Millennium Post

FM exempts part of foreign investors’ income from MAT

Seeking to calm investor jitters, Finance Minister Arun Jaitley on Thursday offered tax relief to FIIs by exempting some of their income from MAT and announced that an “extremely simplified” income tax return form will soon replace the controversial 14-page ITR that sought details of all bank accounts and foreign trips. Replying to the debate on the Finance Bill, 2015, in Lok Sabha, he said Prime Minister’s social security schemes will be exempt from service tax and also tinkered with indirect tax rates on raw silk, iron ore and rubber. With funds fleeing India as the row over 20 per cent minimum alternate tax (MAT) on capital gains they made in past three years escalated, Jaitley offered relief by exempting income foreign firms earned from securities transactions and interest, royalties and fees for technical service from MAT.

The exemption would apply only in those cases where the normal tax rate is below 18.5 per cent. He, however, offered no relief retrospectively as has been demanded by foreign portfolio investors. The rules for the application of MAT for real estate investment trusts were also eased. Later, the Finance Bill was passed by voice vote, bringing to close the three-stage budget process in the House. On the indirect tax side, export tax on low-grade iron ore was cut to 10 per cent from 30 per cent, in a bid to boost shipments of the steelmaking raw material from Goa. The new duty structure will be applicable from June 1, Jaitley said. Referring to the controversial new ITR form, he said an “extremely simplified” income tax return form will soon be brought. “I am having the entire matter reviewed and very soon you will hear an extremely simplified procedure coming for us,” he said. 

“Recently, a controversy did come up. There is an old income tax form of 12 pages which was made thirteen-and-half pages. I was out of the country when this was done, I had it stopped.” Buying peace with RBI, Jaitley dropped plans for the time being to strip the central bank of powers to regulate government bonds and give it to an independent agency.  

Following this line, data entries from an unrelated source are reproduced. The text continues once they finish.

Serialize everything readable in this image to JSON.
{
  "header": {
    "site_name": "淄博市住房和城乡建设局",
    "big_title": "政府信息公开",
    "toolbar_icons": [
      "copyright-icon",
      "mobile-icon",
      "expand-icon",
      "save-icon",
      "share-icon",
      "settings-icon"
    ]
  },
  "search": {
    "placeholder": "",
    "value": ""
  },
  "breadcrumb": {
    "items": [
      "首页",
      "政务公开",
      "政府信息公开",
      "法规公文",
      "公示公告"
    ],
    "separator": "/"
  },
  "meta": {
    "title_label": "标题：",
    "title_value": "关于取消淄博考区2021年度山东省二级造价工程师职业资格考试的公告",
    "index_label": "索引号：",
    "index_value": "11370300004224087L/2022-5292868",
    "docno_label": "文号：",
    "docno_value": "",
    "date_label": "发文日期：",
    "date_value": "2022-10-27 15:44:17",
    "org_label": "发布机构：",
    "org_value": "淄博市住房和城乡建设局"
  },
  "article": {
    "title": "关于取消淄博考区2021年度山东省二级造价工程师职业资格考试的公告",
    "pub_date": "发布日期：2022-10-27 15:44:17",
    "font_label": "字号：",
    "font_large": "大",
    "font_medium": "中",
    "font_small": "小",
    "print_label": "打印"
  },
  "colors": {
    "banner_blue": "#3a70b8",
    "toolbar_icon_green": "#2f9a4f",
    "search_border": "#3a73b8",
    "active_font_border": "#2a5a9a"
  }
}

Meanwhile, five foreign portfolio investors (FPIs) from the US and the UK on Thursday moved the Bombay High Court challenging the Income Tax department’s demand for Minimum Alternate Tax (MAT) on the profit earned from trading in stocks and bonds. The petition, filed by National Westminster Bank Plc, First State Asia Pacific Sustainability Fund, First State Indian Subcontinent Fund, First State Global Emerging Market Sustainability and BNP Paribas L1, is expected to come up for hearing on May 6. These investors, who are not covered under the double taxation avoidance agreements (DTAAs), received notices from the IT department earlier this month asking them to pay MAT.

So far, the tax department has sent demand notices to 68 non-DTAA FPIs, seeking altogether Rs 602.83 crore. As there are close to 3,000 FPIs, most of them not covered by DTAAs, the IT department is expecting to collect around Rs 40,000 crore. Around 40 per cent of the FPIs in the country come through Singapore and Mauritius with which India has DTAAs. These are, therefore, not liable to pay MAT on the capital gains but their holding in the domestic stock market is only around 30 per cent of the total Rs 22 trillion.

As the MAT issue tripped the market -- Sensex shed more than 900 points in April alone -- the government has reached out to FPIs. In an editorial in The Financial Times, Finance Minister Arun Jaitley earlier this week suggested formation of a panel to look at legacy issues to resolve the problem within a month. Following this, the 

Central Board of Direct Taxes said in a statement on April 27 that it would resolve all MAT-related matters of FPIs under DTAA ambit within a month of filing of claims.

During the debate on the Budget, Jaitley told Parliament that the government would 
provide some relief to foreign investors from MAT by exempting them from capital gains made effective this fiscal but declined to relent on the past liabilities. 

RBI’s powers to regulate govt bonds to stay
Buying peace with RBI, the government on Thursday dropped plans for the time being to strip the central bank of powers to regulate government bonds and give it to an independent agency.

Finance Minister Arun Jaitley withdrew the proposal from Finance Bill, 2015, and said the government, in consultation with the Reserve Bank, will prepare a roadmap to pursue a separate debt management agency later in line with the global practice. 

“Since the RBI has been handling public debt management, the government in consultation with the RBI will prepare a detailed roadmap separating the debt management function and the market infrastructure from the RBI and having a unified financial market,” Jaitley said.